どうしてもっと早く気付かなかったんだろう。

 数日ぶりにスーパーへやって来て、買い物を終えた後だった。買った食材を袋に詰めながら思案するのは、自分の財布の中身について。

 母と別れた日に渡されたのは、一万円札一枚。
 本来彼の家に行くまでの交通費があれば事足りたはずで、何かあったら困るから、とかなり多めに持たせてくれたのだ。

 つまりこのままでは、半年はおろか一か月ももたない。
 非常に現実的かつ生々しい理由だけれど、そろそろ潮時だ。

 きっとこのままアパートへ帰れば、またしばらく外出しないだろう。そう思った私は、意を決して駅へ向かった。


「はあ~……」


 そしてやっぱり、後悔している。
 電車から降りてマンションまで来たはいいものの、近付くにつれて憂鬱は増すばかりだ。
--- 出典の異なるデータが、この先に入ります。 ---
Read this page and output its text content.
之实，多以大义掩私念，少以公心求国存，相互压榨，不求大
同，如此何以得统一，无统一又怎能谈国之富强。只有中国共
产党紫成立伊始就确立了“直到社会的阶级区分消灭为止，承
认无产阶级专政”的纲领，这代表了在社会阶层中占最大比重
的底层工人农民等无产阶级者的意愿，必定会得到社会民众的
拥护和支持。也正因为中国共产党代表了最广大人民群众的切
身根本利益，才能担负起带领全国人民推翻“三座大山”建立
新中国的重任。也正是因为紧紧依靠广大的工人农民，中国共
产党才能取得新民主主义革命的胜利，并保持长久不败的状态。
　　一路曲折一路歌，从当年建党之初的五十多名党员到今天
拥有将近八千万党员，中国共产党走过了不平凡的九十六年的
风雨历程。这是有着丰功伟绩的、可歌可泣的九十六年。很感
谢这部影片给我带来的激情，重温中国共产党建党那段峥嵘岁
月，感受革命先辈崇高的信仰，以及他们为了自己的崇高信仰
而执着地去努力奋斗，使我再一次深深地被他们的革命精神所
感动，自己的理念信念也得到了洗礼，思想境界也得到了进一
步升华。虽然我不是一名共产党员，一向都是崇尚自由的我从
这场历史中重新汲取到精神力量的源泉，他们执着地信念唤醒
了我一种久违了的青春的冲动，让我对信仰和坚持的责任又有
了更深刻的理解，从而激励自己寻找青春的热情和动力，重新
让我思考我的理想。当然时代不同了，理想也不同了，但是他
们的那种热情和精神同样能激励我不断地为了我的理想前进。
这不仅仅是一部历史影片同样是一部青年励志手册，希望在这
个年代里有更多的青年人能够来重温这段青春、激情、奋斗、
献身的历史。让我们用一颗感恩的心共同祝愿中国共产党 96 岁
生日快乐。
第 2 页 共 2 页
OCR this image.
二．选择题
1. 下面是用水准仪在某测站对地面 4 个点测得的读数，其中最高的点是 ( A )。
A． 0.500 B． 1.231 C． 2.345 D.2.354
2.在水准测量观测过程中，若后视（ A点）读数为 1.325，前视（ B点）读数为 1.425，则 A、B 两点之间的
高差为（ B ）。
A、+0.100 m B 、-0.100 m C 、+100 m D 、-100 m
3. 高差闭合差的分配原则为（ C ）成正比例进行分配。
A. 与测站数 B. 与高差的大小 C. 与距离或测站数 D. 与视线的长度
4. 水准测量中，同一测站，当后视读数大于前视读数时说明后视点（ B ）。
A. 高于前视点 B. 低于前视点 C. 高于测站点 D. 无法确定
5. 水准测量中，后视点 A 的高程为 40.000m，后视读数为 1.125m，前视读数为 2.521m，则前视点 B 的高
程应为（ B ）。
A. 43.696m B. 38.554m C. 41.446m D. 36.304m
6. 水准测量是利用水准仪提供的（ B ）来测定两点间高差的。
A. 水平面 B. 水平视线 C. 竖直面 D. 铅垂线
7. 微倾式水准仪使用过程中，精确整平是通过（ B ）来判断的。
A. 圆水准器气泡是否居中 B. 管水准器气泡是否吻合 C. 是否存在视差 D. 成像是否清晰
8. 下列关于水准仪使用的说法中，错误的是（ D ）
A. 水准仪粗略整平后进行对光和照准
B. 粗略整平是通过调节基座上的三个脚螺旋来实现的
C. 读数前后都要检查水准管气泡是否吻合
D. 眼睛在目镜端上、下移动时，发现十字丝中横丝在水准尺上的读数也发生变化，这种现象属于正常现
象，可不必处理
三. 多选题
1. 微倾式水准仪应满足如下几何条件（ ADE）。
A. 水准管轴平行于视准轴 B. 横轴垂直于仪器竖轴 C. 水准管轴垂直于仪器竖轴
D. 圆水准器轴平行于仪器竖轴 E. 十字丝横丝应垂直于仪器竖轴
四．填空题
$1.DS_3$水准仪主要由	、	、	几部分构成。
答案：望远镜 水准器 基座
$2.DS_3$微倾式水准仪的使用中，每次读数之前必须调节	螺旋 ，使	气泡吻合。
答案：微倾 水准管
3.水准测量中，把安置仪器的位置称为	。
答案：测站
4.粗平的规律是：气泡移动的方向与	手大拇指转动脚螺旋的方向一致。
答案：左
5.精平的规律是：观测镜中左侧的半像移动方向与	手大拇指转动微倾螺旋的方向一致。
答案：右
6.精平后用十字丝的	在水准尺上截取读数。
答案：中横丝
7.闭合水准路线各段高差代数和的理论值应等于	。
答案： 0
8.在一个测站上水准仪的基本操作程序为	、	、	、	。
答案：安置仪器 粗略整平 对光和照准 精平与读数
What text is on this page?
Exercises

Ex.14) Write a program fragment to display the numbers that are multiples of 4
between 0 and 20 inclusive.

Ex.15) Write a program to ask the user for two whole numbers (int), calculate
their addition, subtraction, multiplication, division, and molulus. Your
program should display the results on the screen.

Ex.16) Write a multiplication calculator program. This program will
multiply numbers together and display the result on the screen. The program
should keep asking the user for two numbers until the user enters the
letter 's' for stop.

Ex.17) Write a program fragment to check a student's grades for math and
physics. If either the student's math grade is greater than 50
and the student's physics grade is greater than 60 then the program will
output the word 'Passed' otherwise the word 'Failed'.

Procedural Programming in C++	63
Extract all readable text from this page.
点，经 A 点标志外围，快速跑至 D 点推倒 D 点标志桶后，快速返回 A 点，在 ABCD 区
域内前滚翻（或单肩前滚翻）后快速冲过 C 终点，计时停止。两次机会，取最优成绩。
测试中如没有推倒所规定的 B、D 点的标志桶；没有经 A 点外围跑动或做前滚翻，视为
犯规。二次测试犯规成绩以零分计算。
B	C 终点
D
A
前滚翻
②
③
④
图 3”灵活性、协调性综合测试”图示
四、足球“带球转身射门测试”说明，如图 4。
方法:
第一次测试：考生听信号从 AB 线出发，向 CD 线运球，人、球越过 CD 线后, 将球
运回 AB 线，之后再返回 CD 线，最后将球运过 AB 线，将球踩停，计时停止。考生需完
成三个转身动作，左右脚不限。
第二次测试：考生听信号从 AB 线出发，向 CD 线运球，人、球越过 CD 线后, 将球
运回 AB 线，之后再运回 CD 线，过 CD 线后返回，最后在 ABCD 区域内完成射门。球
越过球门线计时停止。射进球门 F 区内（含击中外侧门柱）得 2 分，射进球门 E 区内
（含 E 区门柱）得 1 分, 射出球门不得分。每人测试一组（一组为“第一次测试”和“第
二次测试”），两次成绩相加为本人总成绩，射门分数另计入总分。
 勢いで来てしまったせいで、買い物袋は持っているのに荷物はないという不可思議な状況。

 前回と同様、階段を選択するなどというヘマはせず、エレベーターに乗って三階までやって来た。

 手前から五番目のドア。三〇五号室。
 ポケットに手を突っ込んで、目当てのものを探す。それを固く握り締めながら、恐々とインターホンを押した。